The granite from the quarry was used in Atlanta’s buildings and roads. The company that mined there stopped in 2007.
“The rock here is beautiful,” Bond said. “And the lake at the bottom, with its blue-green turquoise color, you couldn’t have painted a prettier picture, even on a day like today when it’s overcast and it’s raining.”
It is a great view, but it’s not one most people will ever see. Eventually the ledge where we’re standing will be underwater, explained Margaret Tanner, deputy commissioner of Atlanta’s Department of Watershed Management.
“It is just perfectly made for our uses and our needs for raw water,” she said. When it’s full, in seven or eight years, Bellwood Quarry will hold more than a billion gallons from the Chattahoochee River. It’ll serve as a backup supply for the city. “This will provide us more than 30 days of storage.”
Then there’s all the land around the reservoir, about 300 acres. Some of that will go to Watershed Management’s operations. The rest will be a park connected to the BeltLine; with hiking and biking trails, baseball fields, open meadows and an amphitheater.
“This park is so big by comparison to any of our other components, that it will be built in phases over the next 15 years,” BeltLine CEO Paul Morris said.
The park will be bigger than Piedmont and will cost nearly $38 million to develop.
Urban planner Alex Garvin was one of the early visionaries of the BeltLine and its parks. He first caught a glimpse of the quarry and the land around it from a helicopter.
“I looked at it, and it was in sneezing distance of Peachtree Street,” Garvin said.
Fixing up the quarry will have a big impact on the neighborhoods around it, he said.
“I think that when the Bellwood Quarry finally opens as a real park, there’s going to be an awful lot of housing construction around there,” Garvin said. “People will want to live around that park.”
That happened around the BeltLine on the east side of town, where Old Fourth Ward property values are shooting up.
Bellwood Quarry is near Hollowell Parkway, what used to be called Bankhead Highway. It’s lined with boarded up buildings and abandoned houses. City Councilwoman Felicia Moore, who represents the district, is excited about the potential.
“It seems to me that that project, particularly being so close to the transit, really has opportunity to be a catalyst for not only that part of Hollowell Parkway, but may spur some development up and down the corridor,” she said.

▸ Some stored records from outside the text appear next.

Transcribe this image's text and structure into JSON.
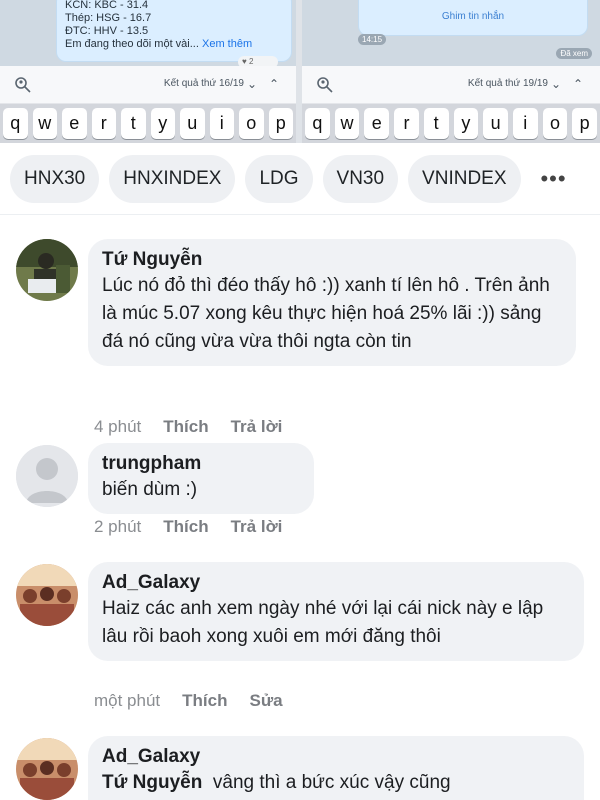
{
  "top_strip": {
    "left_pane": {
      "message_lines": [
        "KCN: KBC - 31.4",
        "Thép: HSG - 16.7",
        "ĐTC: HHV - 13.5",
        "Em đang theo dõi một vài..."
      ],
      "more_link": "Xem thêm",
      "reaction": "2",
      "result_label": "Kết quả thứ 16/19"
    },
    "right_pane": {
      "pin_label": "Ghim tin nhắn",
      "time": "14:15",
      "seen": "Đã xem",
      "result_label": "Kết quả thứ 19/19"
    },
    "keyboard_left": [
      "q",
      "w",
      "e",
      "r",
      "t",
      "y",
      "u",
      "i",
      "o",
      "p"
    ],
    "keyboard_right": [
      "q",
      "w",
      "e",
      "r",
      "t",
      "y",
      "u",
      "i",
      "o",
      "p"
    ]
  },
  "tickers": [
    "HNX30",
    "HNXINDEX",
    "LDG",
    "VN30",
    "VNINDEX"
  ],
  "tickers_more": "•••",
  "comments": [
    {
      "author": "Tứ Nguyễn",
      "text": "Lúc nó đỏ thì đéo thấy hô :)) xanh tí lên hô . Trên ảnh là múc 5.07 xong kêu thực hiện hoá 25% lãi :)) sảng đá nó cũng vừa vừa thôi ngta còn tin",
      "time": "4 phút",
      "like": "Thích",
      "reply": "Trả lời"
    },
    {
      "author": "trungpham",
      "text": "biến dùm :)",
      "time": "2 phút",
      "like": "Thích",
      "reply": "Trả lời"
    },
    {
      "author": "Ad_Galaxy",
      "text": "Haiz các anh xem ngày nhé với lại cái nick này e lập lâu rồi baoh xong xuôi em mới đăng thôi",
      "time": "một phút",
      "like": "Thích",
      "reply": "Sửa"
    },
    {
      "author": "Ad_Galaxy",
      "mention": "Tứ Nguyễn",
      "text": "vâng thì a bức xúc vậy cũng"
    }
  ],
  "colors": {
    "bubble_bg": "#f0f2f5",
    "chip_bg": "#eef0f3",
    "meta_text": "#8a8d91",
    "link_blue": "#1a73e8"
  }
}
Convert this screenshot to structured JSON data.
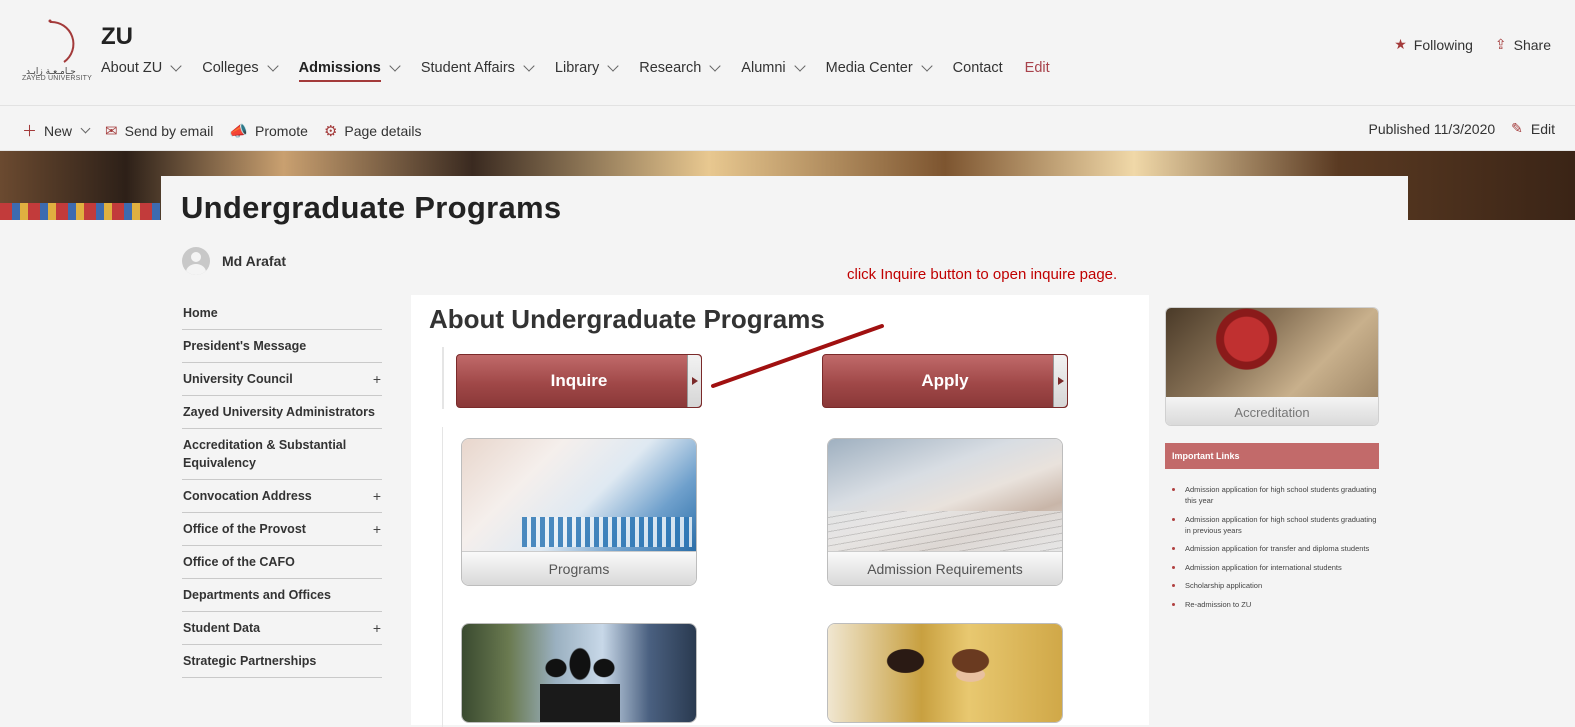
{
  "site": {
    "title": "ZU",
    "logo_text": "ZAYED UNIVERSITY",
    "logo_arabic": "جـامـعـة زايـد"
  },
  "topnav": {
    "items": [
      {
        "label": "About ZU",
        "dropdown": true
      },
      {
        "label": "Colleges",
        "dropdown": true
      },
      {
        "label": "Admissions",
        "dropdown": true,
        "active": true
      },
      {
        "label": "Student Affairs",
        "dropdown": true
      },
      {
        "label": "Library",
        "dropdown": true
      },
      {
        "label": "Research",
        "dropdown": true
      },
      {
        "label": "Alumni",
        "dropdown": true
      },
      {
        "label": "Media Center",
        "dropdown": true
      },
      {
        "label": "Contact",
        "dropdown": false
      }
    ],
    "edit_label": "Edit"
  },
  "header_actions": {
    "following": "Following",
    "share": "Share"
  },
  "commandbar": {
    "new": "New",
    "send_by_email": "Send by email",
    "promote": "Promote",
    "page_details": "Page details",
    "published": "Published 11/3/2020",
    "edit": "Edit"
  },
  "page": {
    "title": "Undergraduate Programs",
    "author": "Md Arafat"
  },
  "leftnav": {
    "items": [
      {
        "label": "Home",
        "expandable": false
      },
      {
        "label": "President's Message",
        "expandable": false
      },
      {
        "label": "University Council",
        "expandable": true
      },
      {
        "label": "Zayed University Administrators",
        "expandable": false
      },
      {
        "label": "Accreditation & Substantial Equivalency",
        "expandable": false
      },
      {
        "label": "Convocation Address",
        "expandable": true
      },
      {
        "label": "Office of the Provost",
        "expandable": true
      },
      {
        "label": "Office of the CAFO",
        "expandable": false
      },
      {
        "label": "Departments and Offices",
        "expandable": false
      },
      {
        "label": "Student Data",
        "expandable": true
      },
      {
        "label": "Strategic Partnerships",
        "expandable": false
      }
    ]
  },
  "annotation": {
    "text": "click Inquire button to open inquire page."
  },
  "main": {
    "heading": "About Undergraduate Programs",
    "buttons": {
      "inquire": "Inquire",
      "apply": "Apply"
    },
    "tiles": [
      {
        "caption": "Programs"
      },
      {
        "caption": "Admission Requirements"
      }
    ]
  },
  "sidebar": {
    "accreditation_caption": "Accreditation",
    "links_heading": "Important Links",
    "links": [
      "Admission application for high school students graduating this year",
      "Admission application for high school students graduating in previous years",
      "Admission application for transfer and diploma students",
      "Admission application for international students",
      "Scholarship application",
      "Re-admission to ZU"
    ]
  },
  "colors": {
    "accent": "#a33a3a",
    "button": "#a04848",
    "annotation": "#c00000",
    "links_header": "#c26a6a"
  }
}
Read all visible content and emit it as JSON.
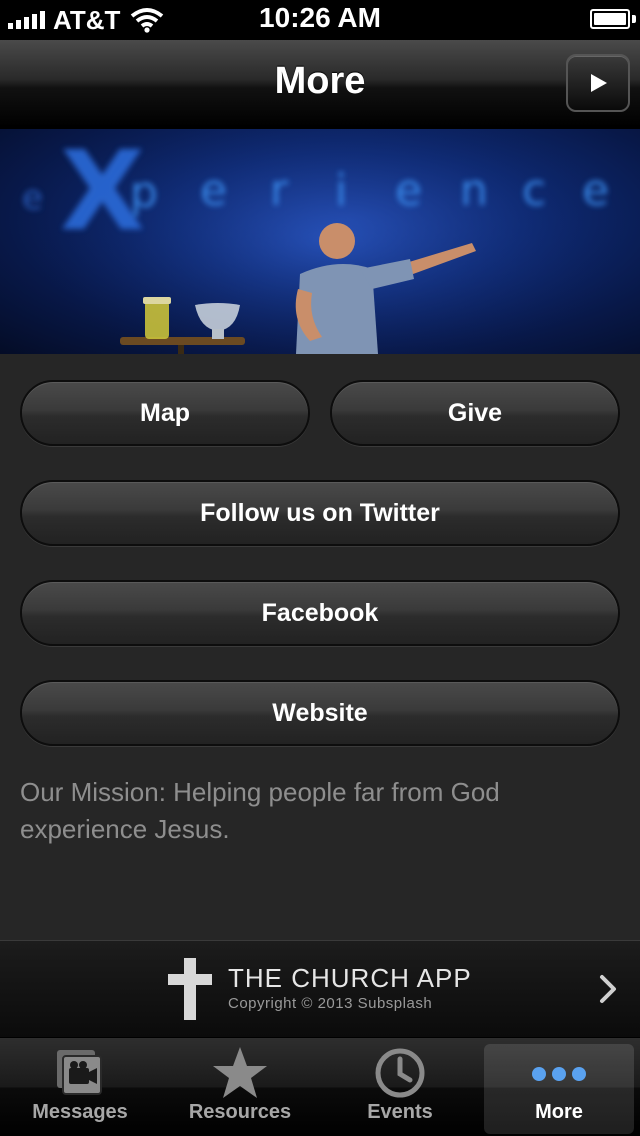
{
  "status_bar": {
    "carrier": "AT&T",
    "time": "10:26 AM"
  },
  "nav": {
    "title": "More",
    "play_icon": "play-icon"
  },
  "banner": {
    "image": "church-stage-photo",
    "stage_text": "eXperience"
  },
  "buttons": {
    "map": "Map",
    "give": "Give",
    "twitter": "Follow us on Twitter",
    "facebook": "Facebook",
    "website": "Website"
  },
  "mission": {
    "text": "Our Mission:  Helping people far from God experience Jesus."
  },
  "footer": {
    "title": "THE CHURCH APP",
    "copyright": "Copyright © 2013 Subsplash"
  },
  "tabs": [
    {
      "label": "Messages",
      "icon": "messages-icon",
      "active": false
    },
    {
      "label": "Resources",
      "icon": "star-icon",
      "active": false
    },
    {
      "label": "Events",
      "icon": "clock-icon",
      "active": false
    },
    {
      "label": "More",
      "icon": "more-dots-icon",
      "active": true
    }
  ],
  "colors": {
    "background": "#262626",
    "mission_text": "#8e8e8e",
    "tab_active_dots": "#4a90e2"
  }
}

Gentrification is always a concern, Moore said, but there are ways to manage it by helping seniors keep up their homes, for instance. Moore emphasized that her priority is involving the community in park planning. “Particularly those that have lived there a long time that have suffered through all the blasting, all the gravel on the roads.”
But not everyone’s convinced that a nice park could really happen here.
“You have to make a believer out of me,” Rhonda Bettan said. She was waiting for a bus at the Bankhead MARTA station. She said she’d like to have bike and walking trails, but she doesn’t trust the city to maintain them on her side of town.
“You go to Marietta, you go to Conyers and different places,” Bettan said. “They have really nice parks that you enjoy.”
The plan for the park is that it would rival the parks Bettan likes to visit. But it’s still a ways off.
Michael Julian Bond has formed a City Council committee to discuss more planning for the park. It’s supposed to start meeting early this year.